The thinking behind "4 times 5 is 12, and 4 times 6 is 13, and 4 times 7 is-oh dear! I shall never get to 20 at that rate!" from Alice in Wonderland?

This blog has a suggestion

The idea is that she is doing calculations in base 10 but the answers are coming out in different bases ...

$4 \times 5 = 12 $ ( in base 18 )
$4 \times 6 = 13 $ ( in base 21 )
$4 \times 7 = 14 $ ( in base 24 )

So she is expressing $4n$ in base $3+3n$

indeed she can't get to 20 that way - if she could, $n$ would be a solution to $4n=6+6n$ which has solution $n=-3$

In theory there are other possibilities...

Imagine that

$$x\circ y=5x-8^{6-y}7^{y-5}$$

and it reads as $x$ times $y$.

So,

$$4\circ y=20-8^{6-y}7^{y-5}.$$

In concreto $$4\circ 5=20-8\cdot7^{0}=12 \text{ and } 4\circ 6=20-8^{0}7^{1}=13$$

(and $4\circ 7=20-8^{-1}7^{2}=20-\frac{49}8...)$

PS: It can be shown easily that $x\circ y$ $(y=5,6,7,...)$ will never reach $4x$.

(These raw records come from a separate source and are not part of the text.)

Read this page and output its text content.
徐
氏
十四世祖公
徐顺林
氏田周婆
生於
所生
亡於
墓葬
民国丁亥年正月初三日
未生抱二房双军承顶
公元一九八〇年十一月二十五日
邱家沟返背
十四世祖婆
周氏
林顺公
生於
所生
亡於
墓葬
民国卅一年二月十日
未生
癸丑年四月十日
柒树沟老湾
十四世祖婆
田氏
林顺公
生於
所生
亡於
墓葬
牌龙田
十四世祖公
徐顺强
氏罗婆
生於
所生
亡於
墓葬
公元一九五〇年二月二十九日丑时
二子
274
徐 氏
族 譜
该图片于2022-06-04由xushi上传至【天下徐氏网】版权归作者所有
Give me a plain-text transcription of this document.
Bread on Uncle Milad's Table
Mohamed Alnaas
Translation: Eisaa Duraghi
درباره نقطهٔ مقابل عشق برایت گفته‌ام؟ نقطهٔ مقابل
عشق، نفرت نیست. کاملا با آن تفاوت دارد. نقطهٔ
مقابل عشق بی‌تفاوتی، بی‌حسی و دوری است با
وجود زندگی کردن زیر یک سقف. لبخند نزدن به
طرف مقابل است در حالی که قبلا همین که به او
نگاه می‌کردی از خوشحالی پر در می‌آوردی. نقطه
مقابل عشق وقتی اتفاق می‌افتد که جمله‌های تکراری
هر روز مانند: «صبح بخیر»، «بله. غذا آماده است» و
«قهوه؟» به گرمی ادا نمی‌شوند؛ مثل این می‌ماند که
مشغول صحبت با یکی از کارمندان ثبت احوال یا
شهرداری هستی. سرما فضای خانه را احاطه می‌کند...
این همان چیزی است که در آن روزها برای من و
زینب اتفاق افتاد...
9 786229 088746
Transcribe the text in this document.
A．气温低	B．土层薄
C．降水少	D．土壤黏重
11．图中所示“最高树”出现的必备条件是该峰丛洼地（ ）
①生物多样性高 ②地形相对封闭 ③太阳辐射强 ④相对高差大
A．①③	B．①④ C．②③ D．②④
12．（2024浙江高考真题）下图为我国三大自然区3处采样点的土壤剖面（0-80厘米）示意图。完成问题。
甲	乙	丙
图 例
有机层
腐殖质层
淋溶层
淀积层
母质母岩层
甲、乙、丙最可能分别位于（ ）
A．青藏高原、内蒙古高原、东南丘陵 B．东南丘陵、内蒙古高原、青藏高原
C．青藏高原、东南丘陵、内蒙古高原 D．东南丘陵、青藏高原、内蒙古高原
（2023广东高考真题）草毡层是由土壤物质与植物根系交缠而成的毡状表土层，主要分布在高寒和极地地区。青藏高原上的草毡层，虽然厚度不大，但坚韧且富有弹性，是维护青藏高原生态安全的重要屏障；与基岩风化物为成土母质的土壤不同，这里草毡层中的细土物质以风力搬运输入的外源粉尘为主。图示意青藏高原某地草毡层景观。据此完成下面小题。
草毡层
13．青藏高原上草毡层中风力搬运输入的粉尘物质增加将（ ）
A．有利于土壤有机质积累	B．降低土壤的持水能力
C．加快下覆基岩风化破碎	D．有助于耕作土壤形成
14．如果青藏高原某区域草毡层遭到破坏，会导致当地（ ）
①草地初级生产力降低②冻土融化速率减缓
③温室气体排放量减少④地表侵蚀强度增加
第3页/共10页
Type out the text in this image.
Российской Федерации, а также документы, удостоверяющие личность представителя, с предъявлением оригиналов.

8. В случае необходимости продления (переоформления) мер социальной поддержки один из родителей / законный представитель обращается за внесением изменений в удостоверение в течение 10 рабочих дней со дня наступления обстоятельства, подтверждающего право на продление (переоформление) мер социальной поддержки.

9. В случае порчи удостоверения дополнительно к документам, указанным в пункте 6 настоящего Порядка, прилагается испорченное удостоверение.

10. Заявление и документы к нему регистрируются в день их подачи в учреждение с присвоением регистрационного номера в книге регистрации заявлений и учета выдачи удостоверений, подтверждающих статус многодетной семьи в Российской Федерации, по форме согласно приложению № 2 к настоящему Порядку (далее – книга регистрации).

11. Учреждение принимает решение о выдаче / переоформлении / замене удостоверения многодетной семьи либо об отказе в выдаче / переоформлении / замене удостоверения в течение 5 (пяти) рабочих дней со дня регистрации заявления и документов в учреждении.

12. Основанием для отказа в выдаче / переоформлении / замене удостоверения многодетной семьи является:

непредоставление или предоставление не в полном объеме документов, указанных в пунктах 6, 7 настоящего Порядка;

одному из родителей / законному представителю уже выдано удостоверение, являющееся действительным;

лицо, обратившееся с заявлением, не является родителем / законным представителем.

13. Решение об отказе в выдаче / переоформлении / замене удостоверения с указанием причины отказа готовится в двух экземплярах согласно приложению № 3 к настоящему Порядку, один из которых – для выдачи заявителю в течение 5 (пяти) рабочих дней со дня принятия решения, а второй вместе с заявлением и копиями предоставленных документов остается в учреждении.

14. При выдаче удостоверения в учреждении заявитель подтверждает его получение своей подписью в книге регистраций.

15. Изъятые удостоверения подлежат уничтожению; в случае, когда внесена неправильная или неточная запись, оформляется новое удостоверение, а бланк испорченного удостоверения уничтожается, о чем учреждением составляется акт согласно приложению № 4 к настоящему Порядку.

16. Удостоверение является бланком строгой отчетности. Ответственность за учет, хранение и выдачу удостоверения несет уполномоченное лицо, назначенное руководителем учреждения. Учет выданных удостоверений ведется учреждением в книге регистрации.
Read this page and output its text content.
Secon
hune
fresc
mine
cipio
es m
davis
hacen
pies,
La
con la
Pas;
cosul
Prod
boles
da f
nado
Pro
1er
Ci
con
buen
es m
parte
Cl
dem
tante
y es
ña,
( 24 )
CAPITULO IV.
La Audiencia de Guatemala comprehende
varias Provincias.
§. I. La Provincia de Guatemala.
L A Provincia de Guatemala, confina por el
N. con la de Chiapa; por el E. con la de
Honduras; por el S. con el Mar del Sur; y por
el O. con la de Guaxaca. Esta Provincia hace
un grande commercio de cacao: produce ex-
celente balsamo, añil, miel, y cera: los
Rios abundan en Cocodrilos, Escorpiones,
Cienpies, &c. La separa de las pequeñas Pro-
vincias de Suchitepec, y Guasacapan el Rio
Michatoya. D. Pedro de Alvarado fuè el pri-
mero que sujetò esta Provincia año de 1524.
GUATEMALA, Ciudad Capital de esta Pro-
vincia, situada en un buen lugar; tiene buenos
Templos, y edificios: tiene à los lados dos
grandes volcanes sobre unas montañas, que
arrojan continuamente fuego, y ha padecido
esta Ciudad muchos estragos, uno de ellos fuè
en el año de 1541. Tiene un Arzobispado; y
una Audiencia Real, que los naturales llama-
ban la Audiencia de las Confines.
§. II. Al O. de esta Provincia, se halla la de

We have $4\cdot 5=20,\ldots ,4\cdot 10=40$. Assuming that one "has to stop" there (because one does stop there in elementary school), it would correspond to $12,13,14,15,16$ and $17$ in the "wrong" counting. So we will never reach $20$. Of course, there are many other possibilities.